In 1869, John E. Tolman and Augustus I. Dexter sold all the land not yet sold, bounded by the Stearns land on the north, Moody Street on the east, the marshland along the Newton border to the south and Crams Cove and former Waltham Improvement Company/American Watch land to the west (about 15 acres by then, possibly including a 4 acre lot bequeathed to Sarah F. Tolman by her father, Bradshaw Stearns, in 1855 – MLR 714/274) to James P. Tolman (MLR 1089/444). The sale was actually related to a mortgage among the parties, and James P. Tolman was related by marriage to Augustus I. Dexter (MLR 714/272). James P. Tolman immediately sold the land to John M. Moore (MLR 1089/445), and what remained of it is shown in the 1918 atlas still belonging to Moore. In 1919, Moore's heirs sold it to Harvey P. Bartlett (MLR 4324/337).
Meanwhile, the Stearns land to the north of the Tolman land, was divvied up in 1865 among the three Stearns siblings: Watson, Mary, and Adaline (or Adeline, who married Frank E. Stanley). Watson got the northern portion, most of which was north of Crescent Street and later went to Benjamin Reed (MLR 949/6); Mary got the southeastern section, mostly Norumbega Terrace (MLR 949/7, also see 1746/414 and 1803/118); and Adaline and Frank got the southwestern section (MLR 949/8), which went to about opposite Adams Street along the south side of Crescent Street.

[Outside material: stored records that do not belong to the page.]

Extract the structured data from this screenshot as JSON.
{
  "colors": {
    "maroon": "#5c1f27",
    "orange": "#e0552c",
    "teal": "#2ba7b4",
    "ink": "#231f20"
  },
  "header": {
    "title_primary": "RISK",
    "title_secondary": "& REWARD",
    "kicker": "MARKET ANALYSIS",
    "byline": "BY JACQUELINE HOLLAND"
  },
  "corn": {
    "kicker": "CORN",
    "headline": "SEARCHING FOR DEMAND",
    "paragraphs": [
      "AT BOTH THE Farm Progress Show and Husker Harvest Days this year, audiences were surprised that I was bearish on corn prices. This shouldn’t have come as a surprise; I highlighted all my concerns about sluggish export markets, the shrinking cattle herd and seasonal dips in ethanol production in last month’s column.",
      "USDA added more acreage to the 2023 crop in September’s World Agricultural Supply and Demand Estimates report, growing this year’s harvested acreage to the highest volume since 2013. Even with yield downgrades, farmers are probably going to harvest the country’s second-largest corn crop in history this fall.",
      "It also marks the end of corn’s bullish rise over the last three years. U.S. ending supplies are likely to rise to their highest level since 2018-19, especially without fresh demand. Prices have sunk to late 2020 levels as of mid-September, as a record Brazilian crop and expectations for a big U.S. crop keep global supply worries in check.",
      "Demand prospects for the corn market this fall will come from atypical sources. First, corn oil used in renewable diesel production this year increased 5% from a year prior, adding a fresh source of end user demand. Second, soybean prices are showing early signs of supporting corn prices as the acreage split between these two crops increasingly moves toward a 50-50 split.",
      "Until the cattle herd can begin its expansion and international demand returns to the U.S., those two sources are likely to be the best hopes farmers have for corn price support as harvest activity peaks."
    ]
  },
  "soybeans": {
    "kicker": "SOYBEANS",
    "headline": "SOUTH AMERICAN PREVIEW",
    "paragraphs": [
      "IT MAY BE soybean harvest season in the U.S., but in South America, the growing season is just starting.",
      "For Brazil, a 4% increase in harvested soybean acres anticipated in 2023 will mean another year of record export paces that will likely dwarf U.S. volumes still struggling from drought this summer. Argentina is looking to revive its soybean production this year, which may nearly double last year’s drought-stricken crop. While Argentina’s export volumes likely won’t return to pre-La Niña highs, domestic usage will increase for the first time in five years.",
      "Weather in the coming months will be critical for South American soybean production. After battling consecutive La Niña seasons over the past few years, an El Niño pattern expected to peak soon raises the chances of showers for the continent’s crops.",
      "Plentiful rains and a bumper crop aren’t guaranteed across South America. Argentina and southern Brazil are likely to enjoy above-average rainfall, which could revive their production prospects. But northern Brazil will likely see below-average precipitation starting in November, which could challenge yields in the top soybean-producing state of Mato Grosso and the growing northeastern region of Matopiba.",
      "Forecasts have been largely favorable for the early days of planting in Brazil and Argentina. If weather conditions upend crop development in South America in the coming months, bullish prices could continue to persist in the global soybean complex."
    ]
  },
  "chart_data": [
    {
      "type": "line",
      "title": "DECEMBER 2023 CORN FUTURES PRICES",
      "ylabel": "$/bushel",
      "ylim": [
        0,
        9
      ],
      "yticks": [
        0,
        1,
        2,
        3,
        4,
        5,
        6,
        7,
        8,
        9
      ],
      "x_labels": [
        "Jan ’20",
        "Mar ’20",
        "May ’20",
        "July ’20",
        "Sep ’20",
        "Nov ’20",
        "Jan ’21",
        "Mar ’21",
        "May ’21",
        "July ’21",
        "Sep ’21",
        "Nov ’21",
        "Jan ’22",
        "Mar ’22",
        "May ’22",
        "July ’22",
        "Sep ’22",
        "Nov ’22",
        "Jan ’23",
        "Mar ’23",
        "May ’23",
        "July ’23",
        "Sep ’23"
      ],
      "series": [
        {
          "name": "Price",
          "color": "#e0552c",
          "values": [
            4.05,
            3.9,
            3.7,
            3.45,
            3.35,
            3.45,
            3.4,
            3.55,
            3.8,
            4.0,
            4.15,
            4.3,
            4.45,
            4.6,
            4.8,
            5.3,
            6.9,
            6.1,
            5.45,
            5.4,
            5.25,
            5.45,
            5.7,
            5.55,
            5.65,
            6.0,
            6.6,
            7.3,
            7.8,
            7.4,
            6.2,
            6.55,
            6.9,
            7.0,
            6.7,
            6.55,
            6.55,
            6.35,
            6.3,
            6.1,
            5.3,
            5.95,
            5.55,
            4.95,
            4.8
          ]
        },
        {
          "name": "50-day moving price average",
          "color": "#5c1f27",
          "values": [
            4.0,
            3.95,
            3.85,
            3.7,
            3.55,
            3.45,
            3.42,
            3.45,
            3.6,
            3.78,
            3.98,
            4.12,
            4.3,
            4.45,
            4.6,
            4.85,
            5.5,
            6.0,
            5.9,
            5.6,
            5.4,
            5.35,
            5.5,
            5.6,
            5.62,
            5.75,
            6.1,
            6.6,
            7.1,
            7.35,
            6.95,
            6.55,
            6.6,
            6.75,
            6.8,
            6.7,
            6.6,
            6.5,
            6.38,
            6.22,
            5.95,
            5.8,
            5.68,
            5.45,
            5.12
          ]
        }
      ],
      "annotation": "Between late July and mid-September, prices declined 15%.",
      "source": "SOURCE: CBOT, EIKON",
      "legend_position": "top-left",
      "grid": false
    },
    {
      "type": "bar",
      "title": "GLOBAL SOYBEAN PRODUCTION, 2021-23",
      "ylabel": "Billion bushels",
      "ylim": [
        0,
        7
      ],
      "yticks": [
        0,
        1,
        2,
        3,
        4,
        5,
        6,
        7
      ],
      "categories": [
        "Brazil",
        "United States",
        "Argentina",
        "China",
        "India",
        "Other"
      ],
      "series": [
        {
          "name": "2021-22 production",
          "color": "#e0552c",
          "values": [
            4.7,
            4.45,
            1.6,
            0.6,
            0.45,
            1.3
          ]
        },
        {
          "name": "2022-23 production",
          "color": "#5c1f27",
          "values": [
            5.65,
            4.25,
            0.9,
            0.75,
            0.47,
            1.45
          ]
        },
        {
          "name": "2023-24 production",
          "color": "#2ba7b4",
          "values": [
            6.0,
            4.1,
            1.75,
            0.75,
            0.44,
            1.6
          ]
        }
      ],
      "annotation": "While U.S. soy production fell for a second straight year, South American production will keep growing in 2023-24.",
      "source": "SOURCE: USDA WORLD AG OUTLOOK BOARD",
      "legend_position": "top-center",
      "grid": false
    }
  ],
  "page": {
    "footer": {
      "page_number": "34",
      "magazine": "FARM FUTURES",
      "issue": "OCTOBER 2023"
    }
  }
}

Adaline Stanley took out a mortgage on her section in 1869 with the Waltham Savings Bank (MLR 1087/273), which was defaulted on in 1888, and the land went to William H. P. Smith (MLR 1846/162). The western boundary was on land of the American Waltham Watch Company, so this was the old boundary of the Bemis Farm – from the Adams/Crescent intersection to Crams Cove. From maps, it was on this Watch Co. land at the southern end of Crescent Street that Charles Vander Woerd built his house, which later became the Free Reading Room, and still later was replaced by today's Hovey House apartments. The 1886 map showed a house on the Stanley land labeled "Stanley" (today 349 Crescent St.). Soon after Smith acquired the property in 1888, he sold the lot at the western end to Murray D. Clement (MLR 1861/465), and the deed specified "with buildings". Clement was the paymaster at the American Waltham Watch Company, at the time, and the city directory gives his house as 349 Crescent St. According to the 1886 city directory and voting list, the house was lived in by Stephen W. Cram that year. Cram worked at the Watch Company, and may have been related to Stephen B. Cram, who was still living at the corner of Moody Street. However, it appears from directories that Frank and Adaline Stanley did not live here at any time. They were living from 1871 through 1886 on Bacon near School. Therefore, the Second Empire house at 349 Crescent Street appears to have been built by Adaline and Frank Stanley sometime between 1869 and 1883 (appeared on the 1883 panoramic view), who probably did not live in it; but was owned and lived in by Murray D. Clement, paymaster at the Watch Factory, after 1888.